Biogen Strikes Deal with Knopp for ALS Drugs, Selecta Gets New CEO, Avantra Scores $7M, & More Boston-Area Life Sciences News
News of funding and partnerships for area biotechs, plus an in-depth interview with a state life sciences administrator, made it a busy news week for us.
—Last week Ryan broke the news that former executives of Sirtris Pharmaceuticals, the biotech known for developing drugs based on the red wine chemical resveratrol, were selling a dietary supplement form of the chemical via their nonprofit, the Healthy Lifespan Institute. GlaxoSmithKline, which acquired Sirtris more than two years ago for about $720 million, ordered Christoph Westphal and Michelle Dipp to stop online sales of the dietary supplement, which is believed to activate anti-aging genes that boost metabolic functions in cells. (The supplements are made in the same synthetic process as the resveratrol drug SRT501; the Healthy Lifespan Institute says that the drug was tested in liquid form in capsules of 5 grams and the supplements are provided in powder form in 250-milligram capsules). Glaxo told Westphal and Dipp to resign from the board of the nonprofit that was selling resveratrol supplements. Glaxo claimed it was unaware resveratrol was being sold via the nonprofit.
—Watertown, MA-based Selecta Biosciences, a biotech company developing nanoparticle-based vaccines, added a new chief executive, Werner Cautreels. He previously worked as CEO at Belgium-based Solvay Pharmaceuticals, until shortly after Abbott Laboratories (NYSE: ABT) bought the company for $6.6 billion. Selecta also attracted a $3 million grant from the National Institutes of Health to research a nicotine vaccine for those addicted to cigarettes.
—Ryan sat down with Susan Windham-Bannister, head of the Massachusetts Life Sciences Center, which is in charge of running the state’s plan to invest $1 billion in the life sciences sector over 10 years. The two-part story on their inerview spotlights Windham-Bannister’s take on topics like Sanofi-Aventis’ potential takeover of Genzyme, the role of activist investor Carl Icahn, and the influence political change could have on the state’s plans for advancing the life sciences industry.
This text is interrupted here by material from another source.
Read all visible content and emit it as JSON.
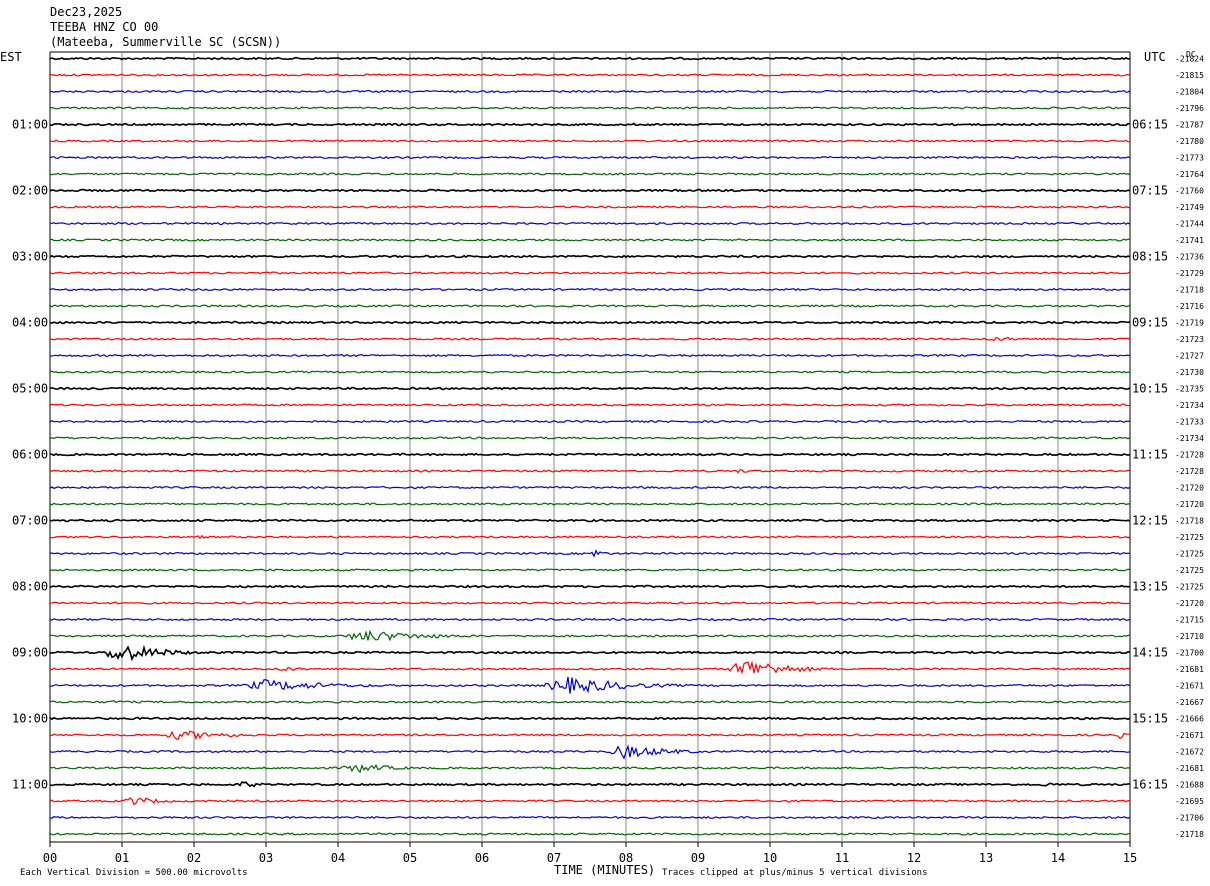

—Shape Up The Nation, a maker of Web-based software and services for employer wellness programs, pulled in a $5 million Series A funding round. Company management, Cue Ball Capital, and Excel Venture Management participated in the financing for Providence, RI-based Shape Up The Nation.
—Protein biomarker technology developer Avantra Biosciences of Woburn, MA, raised $7 million in a Series A funding round. The company is developing its technology to detect a range of diseases. Charlestown, MA-based Courtagen Capital Group, plus unnamed institutional and individual investors, participated in the financing.
—Weston, MA-based Biogen Idec said it struck a deal with Knopp Neurosciences to work on an experimental drug for the condition known as Lou Gehrig’s disease: amyotrophic lateral sclerosis (ALS). Biogen (NASDAQ: BIIB), a leading multiple sclerosis drugmaker, has paid Pittsburgh, PA-based Knopp $20 million upfront, and bought $60 million of the company’s stock. Another $265 million could be in the works for Knopp if it meets certain development and commercialization goals. The drug for ALS, a condition that attacks nerve cells in the spinal cord and brain, expands Biogen’s stock of treatments for neurological disorders.
—New Haven, CT-based Achillion Pharmaceuticals (NASDAQ: ACHN), a developer of drugs targeting infectious diseases, announced it plans to raise $50.1 million in a private sale of its common stock and warrants. Achillion says it will put the proceeds toward developing drugs for hepatitis C, including a protease inhibitor set to enter Phase II clinical trials next month.
—Ryan took a look at Cambridge-based Agios Pharmaceuticals, which is expanding its staff and labs, largely thanks to $130 million the company got this spring from drugmaker Celgene (NASDAQ: CELG). Agios is out to develop drugs that target mutated enzymes that are seen as enabling cancer cells to grow. The deal gives Celgene the exclusive right to license the cancer-starving drugs Agios develops for a certain period of time, the duration of which was undisclosed by both companies.